China’s restive Tibetan regions
Self-immolations continue, as do the Communist Party’s hardline policies
“THEY are suffering. They have no rights”, says a red-robed monk of his fellow Tibetan Buddhists on the other side of a snow-topped mountain in Sichuan province, in south-west China. His small monastery in Songpan county has so far been spared the worst of an intense security clampdown in Tibetan areas of Sichuan, following a series of self-immolations by Tibetan protesters, most of them monks and nuns. China calls them terrorists, and fears the suicides could spark renewed unrest across the vast plateau.
Over three years ago Tibet and Tibetan-inhabited parts of Sichuan, Qinghai, Gansu and Yunnan were engulfed by the biggest wave of anti-Chinese unrest in decades. Today it is in Sichuan’s highlands that the authorities appear to be struggling most to contain simmering discontent among ethnic Tibetans. Sichuan’s two “autonomous prefectures” with large Tibetan populations are Aba (Ngawa in Tibetan) and Ganzi (Kardze), whose combined area is almost the size of Great Britain. Much of the area was once part of the famously warlike traditional Tibetan region of Kham. In 1991, China’s then Communist Party chief, Jiang Zemin, said that “to keep Tibet stable, it is first necessary to pacify Kham”. That attitude is an ancient one among China’s rulers, and still applies.

Songpan county is perched on the north-eastern edge of Aba and has become a magnet for ethnic Han tourists from across China. But tourists are not encouraged to go deep into Aba, where police swarm in remote towns and keep restive monasteries under guard. In Aba town itself, about 150km (95 miles) away, armoured personnel carriers have been deployed on the streets.
The authorities have been trying to keep foreign journalists out of the worst-affected areas of Aba and Ganzi. They are nervous that news of the immolations and the grievances that led to them will inflame tensions among more than 1m Tibetans in the two prefectures. (The population in Tibet proper is three times larger.) The handful of journalists who have ventured beyond Songpan this year have been briskly caught and turned back. The police have recently been helped by snowfall on the mountain road from Songpan to Aba town, which is at around 3,200 metres (10,500 feet) above sea level.
Officials have reason to be fearful. For Tibetans, self-immolation is a new form of protest. Such acts are difficult for the authorities to prevent, and images of them can have a powerful psychological effect among sympathisers. Eleven Tibetans have tried to kill themselves this way since March. Six have succeeded, the latest a 35-year-old nun in Ganzi on November 3rd.

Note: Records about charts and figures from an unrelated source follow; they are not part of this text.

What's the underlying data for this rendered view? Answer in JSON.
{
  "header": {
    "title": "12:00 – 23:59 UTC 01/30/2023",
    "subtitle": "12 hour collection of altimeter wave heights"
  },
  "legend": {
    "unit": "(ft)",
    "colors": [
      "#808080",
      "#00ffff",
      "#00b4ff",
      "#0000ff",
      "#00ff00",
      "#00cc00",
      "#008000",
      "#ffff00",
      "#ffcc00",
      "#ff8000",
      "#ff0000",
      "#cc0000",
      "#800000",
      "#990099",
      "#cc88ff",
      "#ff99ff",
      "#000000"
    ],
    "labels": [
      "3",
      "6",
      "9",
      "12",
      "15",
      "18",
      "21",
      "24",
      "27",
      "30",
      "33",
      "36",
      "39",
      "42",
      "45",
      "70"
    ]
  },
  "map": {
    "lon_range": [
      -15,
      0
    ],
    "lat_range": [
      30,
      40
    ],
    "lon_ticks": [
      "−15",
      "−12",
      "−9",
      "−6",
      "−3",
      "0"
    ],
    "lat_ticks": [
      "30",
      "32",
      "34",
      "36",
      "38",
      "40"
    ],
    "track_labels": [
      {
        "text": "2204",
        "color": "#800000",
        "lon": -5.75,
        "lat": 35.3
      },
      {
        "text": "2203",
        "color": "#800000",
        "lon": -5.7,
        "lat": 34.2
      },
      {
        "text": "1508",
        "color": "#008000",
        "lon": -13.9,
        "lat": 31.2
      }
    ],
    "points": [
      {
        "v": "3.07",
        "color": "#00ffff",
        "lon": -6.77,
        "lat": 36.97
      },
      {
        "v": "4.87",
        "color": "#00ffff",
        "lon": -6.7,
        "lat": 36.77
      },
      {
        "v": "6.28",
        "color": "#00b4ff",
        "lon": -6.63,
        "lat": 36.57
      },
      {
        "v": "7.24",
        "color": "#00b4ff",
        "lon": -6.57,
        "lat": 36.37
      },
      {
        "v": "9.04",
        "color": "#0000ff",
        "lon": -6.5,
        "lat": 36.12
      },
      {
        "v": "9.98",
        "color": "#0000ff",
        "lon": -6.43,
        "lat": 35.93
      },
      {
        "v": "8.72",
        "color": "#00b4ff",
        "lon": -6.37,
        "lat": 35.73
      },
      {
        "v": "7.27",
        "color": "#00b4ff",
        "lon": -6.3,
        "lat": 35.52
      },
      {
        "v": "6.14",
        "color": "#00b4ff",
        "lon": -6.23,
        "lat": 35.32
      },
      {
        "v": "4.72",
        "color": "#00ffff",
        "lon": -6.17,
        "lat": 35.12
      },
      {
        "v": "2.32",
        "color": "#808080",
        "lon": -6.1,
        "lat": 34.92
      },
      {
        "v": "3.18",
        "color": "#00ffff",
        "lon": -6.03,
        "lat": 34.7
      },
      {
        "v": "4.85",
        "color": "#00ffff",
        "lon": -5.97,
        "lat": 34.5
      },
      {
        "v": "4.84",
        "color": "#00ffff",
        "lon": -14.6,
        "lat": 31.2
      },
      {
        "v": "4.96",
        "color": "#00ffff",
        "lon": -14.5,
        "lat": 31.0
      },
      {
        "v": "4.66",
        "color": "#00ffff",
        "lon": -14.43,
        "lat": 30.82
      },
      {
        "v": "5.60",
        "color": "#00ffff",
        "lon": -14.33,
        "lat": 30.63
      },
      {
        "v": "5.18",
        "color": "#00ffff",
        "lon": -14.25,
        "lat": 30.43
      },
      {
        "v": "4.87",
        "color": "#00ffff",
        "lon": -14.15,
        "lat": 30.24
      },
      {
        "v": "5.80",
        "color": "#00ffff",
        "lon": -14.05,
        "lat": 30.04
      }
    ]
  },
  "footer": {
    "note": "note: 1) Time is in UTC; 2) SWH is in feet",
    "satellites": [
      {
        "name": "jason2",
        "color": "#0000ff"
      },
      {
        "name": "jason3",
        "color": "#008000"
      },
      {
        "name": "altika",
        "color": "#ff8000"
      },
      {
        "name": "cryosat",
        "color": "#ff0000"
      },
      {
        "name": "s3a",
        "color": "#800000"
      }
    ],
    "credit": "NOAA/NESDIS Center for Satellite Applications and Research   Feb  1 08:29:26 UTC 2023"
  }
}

On October 19th Tibet’s exiled spiritual leader, the Dalai Lama, held a prayer ceremony for the dead in Dharamsala, the Indian town where he now lives in exile. China’s foreign ministry accused him of inciting “terrorism in disguise”. Fire extinguishers have become the accoutrement of choice for police patrols (see picture) as far away as Lhasa, the Tibetan capital some 1,200km south-west of Songpan.